Борис Семенович устал наблюдать, тем более, никаких плохих мыслей не ощущалось; он вернулся в постель и вдруг подумал, что вроде как милиция должна приехать. В ответ завыла сирена. Штауфенберг полез с головой под подушку и наткнулся на плохую мысль – она сидела посреди сознания и показывала ему бородатый язык. Борис Семенович вздохнул, неспешно достал электронный мелкоскоп с индуктивно связанной плазмой, положил под предметное стекло гадкую мысль и замер: холодная, черная, с бордовыми прожилками, пораженная язвами и синим лишаем.

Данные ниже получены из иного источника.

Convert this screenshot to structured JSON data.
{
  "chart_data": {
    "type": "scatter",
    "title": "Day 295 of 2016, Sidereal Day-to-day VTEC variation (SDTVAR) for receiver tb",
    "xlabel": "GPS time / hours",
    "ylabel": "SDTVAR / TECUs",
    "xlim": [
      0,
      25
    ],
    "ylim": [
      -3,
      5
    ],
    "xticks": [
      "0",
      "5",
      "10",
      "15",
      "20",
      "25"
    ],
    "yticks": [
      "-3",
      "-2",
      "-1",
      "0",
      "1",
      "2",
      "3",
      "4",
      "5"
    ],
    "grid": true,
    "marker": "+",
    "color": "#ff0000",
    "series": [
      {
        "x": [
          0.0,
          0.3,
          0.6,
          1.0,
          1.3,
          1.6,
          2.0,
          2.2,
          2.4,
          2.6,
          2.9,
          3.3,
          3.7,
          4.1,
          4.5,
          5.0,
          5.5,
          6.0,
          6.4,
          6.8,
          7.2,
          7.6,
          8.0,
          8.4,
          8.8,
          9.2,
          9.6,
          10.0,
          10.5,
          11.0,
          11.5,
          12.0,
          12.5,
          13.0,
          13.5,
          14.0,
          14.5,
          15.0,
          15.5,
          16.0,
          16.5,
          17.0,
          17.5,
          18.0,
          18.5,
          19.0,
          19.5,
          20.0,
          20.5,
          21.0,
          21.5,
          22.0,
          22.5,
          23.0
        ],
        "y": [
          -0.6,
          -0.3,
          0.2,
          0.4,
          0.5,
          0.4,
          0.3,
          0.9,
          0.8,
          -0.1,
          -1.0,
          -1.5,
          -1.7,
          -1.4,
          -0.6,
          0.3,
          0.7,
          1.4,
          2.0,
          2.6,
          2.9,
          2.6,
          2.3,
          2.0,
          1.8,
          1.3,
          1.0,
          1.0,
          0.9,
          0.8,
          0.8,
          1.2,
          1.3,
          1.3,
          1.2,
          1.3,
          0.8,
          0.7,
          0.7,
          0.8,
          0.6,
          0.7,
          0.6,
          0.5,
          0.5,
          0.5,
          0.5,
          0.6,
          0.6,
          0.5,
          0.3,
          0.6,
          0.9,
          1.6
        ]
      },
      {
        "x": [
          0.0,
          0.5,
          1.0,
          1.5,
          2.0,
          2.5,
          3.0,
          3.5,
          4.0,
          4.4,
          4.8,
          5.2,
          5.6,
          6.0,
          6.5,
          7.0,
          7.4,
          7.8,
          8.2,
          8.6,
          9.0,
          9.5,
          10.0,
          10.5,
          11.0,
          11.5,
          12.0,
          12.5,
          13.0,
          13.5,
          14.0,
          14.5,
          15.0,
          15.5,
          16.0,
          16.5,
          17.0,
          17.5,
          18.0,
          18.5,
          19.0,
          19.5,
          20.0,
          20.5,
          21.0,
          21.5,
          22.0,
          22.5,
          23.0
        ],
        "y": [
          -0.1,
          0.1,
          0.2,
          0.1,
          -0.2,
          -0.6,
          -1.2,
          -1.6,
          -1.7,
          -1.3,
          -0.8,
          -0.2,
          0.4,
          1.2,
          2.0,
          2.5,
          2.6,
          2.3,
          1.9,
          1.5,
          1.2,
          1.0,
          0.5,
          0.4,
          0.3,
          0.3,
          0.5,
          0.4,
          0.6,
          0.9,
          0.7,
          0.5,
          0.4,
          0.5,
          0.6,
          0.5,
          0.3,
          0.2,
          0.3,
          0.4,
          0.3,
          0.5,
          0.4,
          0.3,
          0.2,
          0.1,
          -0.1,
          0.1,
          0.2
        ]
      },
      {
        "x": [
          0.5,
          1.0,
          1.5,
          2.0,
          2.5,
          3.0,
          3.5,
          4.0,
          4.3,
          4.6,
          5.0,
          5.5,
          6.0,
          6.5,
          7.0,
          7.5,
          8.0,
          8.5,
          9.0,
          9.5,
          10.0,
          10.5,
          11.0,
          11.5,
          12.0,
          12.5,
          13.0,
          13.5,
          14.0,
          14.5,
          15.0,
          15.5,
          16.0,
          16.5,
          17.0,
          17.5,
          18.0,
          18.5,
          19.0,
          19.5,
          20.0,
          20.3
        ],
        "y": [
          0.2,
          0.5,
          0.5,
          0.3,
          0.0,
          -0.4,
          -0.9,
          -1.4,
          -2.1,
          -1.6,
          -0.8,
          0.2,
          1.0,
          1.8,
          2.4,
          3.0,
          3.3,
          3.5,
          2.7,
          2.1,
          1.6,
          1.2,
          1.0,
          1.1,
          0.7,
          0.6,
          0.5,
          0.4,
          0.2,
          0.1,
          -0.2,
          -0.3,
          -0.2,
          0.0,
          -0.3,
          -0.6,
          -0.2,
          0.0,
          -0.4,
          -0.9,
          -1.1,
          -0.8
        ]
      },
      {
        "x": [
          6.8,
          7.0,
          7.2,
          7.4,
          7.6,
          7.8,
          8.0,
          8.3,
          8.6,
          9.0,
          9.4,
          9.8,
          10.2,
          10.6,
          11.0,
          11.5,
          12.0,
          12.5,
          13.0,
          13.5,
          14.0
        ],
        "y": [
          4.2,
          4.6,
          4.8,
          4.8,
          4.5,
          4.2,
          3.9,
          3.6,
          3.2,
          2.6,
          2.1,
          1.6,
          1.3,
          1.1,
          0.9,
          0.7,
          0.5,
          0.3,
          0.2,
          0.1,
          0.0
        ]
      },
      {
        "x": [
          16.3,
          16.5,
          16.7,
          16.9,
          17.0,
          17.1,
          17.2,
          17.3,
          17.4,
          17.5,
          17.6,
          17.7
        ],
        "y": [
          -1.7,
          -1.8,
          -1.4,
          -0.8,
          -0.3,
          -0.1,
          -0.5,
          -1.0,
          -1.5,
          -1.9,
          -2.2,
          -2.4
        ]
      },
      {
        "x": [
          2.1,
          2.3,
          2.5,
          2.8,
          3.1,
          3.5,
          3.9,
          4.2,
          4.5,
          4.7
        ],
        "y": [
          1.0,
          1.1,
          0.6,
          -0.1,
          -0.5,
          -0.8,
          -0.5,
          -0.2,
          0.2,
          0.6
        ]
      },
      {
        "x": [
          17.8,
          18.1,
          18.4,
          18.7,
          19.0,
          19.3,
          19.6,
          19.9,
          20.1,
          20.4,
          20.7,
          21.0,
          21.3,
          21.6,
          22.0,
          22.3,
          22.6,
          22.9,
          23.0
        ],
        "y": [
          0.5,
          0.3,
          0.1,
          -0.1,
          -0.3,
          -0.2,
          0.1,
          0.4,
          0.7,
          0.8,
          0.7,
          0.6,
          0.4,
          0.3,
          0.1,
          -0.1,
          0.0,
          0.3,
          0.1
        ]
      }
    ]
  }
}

- Неужели, это первая, та самая, - удивился Борис Семенович, переворачивая мысль набок. На её облезлом борту был обезображен кривой уазик, а возле него странная надпись, впрочем, сделанная русскими буквами «уи-уи-уи!». Штауфенберг оторвал взгляд от окуляра и задумался. В этот момент на него со страшной силой обрушился желанный сон. После пробуждения он забыл о дурных мыслях.
Какое то время, о событиях напоминало лишь кровавое пятно, чернеющее с каждым часом, да стая упорных собачек, прочесывающих местность в поисках желанных фрагментов.